Pattie: Do you remember your very first experience in our wonderful world of fiber? When I paused to think about this, I was surprised by the answer. It was all about crochet! In the late 1960s, I learned to crochet in order to have a hot-pink scarf to wear with my red velvet coat. I know that I'm dating myself, but I can remember walking into a yarn shop when you had to ask for your yarn from a neatly dressed  woman standing behind the counter. There was no fondling of skeins, and compared to the tactile event we have all come to know and love, yarn shopping was a rather stiff and formal experience. I also recall making a few baby blankets in fluorescent colors and a "hippie" shawl with a huge crochet hook. I must admit that although these memories make me smile, I'm glad those days are behind me. 


Regina Rooney's version of this shawl, which has been made by four generations of women in her family, is
included in our
Spinning for Crochet eBook.

Along with the lady standing behind the yarn-shop counter, I left my interest in crochet back in the 1960s. I haven't crocheted much since then except to occasionally embellish the edges of a handwoven piece or finish off something from my potholder loom. Though lately, as my curiosity in handspinning grows, so does my interest in crochet. I love the portability and the fact that you can create wonderful things from small amounts of handspun. When I saw Spin-Off's new eBook Spinning for Crochet, I got to thinking how choosing a project from it would help me become a more skillful spinner.
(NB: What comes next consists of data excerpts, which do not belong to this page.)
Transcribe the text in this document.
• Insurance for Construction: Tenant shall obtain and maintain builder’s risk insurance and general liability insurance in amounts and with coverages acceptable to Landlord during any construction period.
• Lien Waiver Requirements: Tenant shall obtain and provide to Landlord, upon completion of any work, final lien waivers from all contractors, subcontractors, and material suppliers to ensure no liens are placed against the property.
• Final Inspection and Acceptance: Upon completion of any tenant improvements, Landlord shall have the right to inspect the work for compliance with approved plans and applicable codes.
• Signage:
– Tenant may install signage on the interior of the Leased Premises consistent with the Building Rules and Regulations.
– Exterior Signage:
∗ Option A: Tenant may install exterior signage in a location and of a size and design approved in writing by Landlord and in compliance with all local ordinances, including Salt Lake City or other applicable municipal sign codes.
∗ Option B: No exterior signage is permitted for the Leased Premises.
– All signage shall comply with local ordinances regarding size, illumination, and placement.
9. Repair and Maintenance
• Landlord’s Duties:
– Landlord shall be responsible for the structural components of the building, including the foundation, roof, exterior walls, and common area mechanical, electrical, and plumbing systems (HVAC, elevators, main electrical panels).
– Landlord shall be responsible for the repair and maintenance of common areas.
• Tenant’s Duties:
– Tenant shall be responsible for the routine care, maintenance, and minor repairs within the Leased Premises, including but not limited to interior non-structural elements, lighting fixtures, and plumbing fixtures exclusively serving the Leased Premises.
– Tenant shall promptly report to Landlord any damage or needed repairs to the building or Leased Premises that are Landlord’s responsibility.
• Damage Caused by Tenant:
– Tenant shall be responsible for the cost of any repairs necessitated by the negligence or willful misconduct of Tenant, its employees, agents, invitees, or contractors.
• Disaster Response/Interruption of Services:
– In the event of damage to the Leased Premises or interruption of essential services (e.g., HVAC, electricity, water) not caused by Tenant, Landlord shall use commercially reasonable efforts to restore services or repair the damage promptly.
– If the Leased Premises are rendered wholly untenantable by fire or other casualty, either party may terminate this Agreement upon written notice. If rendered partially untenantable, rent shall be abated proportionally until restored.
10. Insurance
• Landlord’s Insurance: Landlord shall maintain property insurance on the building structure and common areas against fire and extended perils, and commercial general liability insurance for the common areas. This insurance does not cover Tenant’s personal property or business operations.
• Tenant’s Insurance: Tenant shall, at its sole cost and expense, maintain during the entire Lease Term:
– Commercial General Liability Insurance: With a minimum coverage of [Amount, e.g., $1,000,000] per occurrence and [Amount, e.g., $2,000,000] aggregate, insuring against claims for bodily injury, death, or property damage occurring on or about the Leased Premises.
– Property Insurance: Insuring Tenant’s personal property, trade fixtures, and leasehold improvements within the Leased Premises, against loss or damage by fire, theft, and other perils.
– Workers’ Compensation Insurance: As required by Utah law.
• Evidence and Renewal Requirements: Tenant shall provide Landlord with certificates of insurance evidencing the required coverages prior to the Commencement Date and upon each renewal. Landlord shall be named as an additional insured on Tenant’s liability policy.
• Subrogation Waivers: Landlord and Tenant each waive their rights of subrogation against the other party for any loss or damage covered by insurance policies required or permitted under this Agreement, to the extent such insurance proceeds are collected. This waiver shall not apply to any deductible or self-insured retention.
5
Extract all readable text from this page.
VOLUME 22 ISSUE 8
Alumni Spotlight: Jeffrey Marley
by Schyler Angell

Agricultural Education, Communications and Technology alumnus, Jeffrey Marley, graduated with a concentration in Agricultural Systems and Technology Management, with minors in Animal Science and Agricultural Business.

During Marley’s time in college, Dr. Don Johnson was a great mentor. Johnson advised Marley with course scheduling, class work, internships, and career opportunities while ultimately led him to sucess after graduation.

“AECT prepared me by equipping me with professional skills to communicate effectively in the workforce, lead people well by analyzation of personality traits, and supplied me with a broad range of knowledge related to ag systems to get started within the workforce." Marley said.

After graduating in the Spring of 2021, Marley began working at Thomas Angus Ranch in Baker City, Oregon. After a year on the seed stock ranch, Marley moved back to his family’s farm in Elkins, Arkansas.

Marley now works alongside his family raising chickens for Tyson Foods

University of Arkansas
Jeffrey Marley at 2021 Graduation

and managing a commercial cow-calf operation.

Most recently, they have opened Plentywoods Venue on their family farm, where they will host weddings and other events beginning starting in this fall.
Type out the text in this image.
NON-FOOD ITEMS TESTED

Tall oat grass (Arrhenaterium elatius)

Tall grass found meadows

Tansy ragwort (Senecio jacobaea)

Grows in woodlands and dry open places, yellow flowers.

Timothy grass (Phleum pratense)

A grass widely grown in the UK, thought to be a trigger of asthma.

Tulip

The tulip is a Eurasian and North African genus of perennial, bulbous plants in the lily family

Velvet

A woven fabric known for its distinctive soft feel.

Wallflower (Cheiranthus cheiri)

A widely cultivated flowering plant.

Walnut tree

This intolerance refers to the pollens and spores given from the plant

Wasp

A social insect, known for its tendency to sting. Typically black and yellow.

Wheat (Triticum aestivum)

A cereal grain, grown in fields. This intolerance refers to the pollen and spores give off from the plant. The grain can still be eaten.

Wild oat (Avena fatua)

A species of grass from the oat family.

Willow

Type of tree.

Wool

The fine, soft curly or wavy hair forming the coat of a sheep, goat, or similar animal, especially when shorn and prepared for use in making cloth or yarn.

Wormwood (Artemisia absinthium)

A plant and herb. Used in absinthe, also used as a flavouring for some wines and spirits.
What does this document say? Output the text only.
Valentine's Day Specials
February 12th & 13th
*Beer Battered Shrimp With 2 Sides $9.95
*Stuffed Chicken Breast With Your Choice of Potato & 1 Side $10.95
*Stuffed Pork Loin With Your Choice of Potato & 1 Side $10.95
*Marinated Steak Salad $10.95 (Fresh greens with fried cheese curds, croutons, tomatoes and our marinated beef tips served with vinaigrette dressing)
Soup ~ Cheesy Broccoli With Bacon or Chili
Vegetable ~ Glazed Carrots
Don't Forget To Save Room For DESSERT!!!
Instead of "getting what I get" from my spinning wheel, maybe I should spin with a purpose. An added bonus would be the brain workout I would undergo in order to actually produce a specific yarn. That would have to be more enjoyable than solving Sudoku puzzles or taking an algebra class just to fire up the neurons!

Besides, there is just something so radical about crochet that appeals to this aging flower child. The tools are so simple yet those rows of loops result in some stunning cloth. And, as more young people become interested in spinning, crochet, knitting, and other crafts, it makes me feel good to be among the hip crowd. 

How about you? What are your thoughts on crochet, and do you have any stories of yarn shopping from the olden days?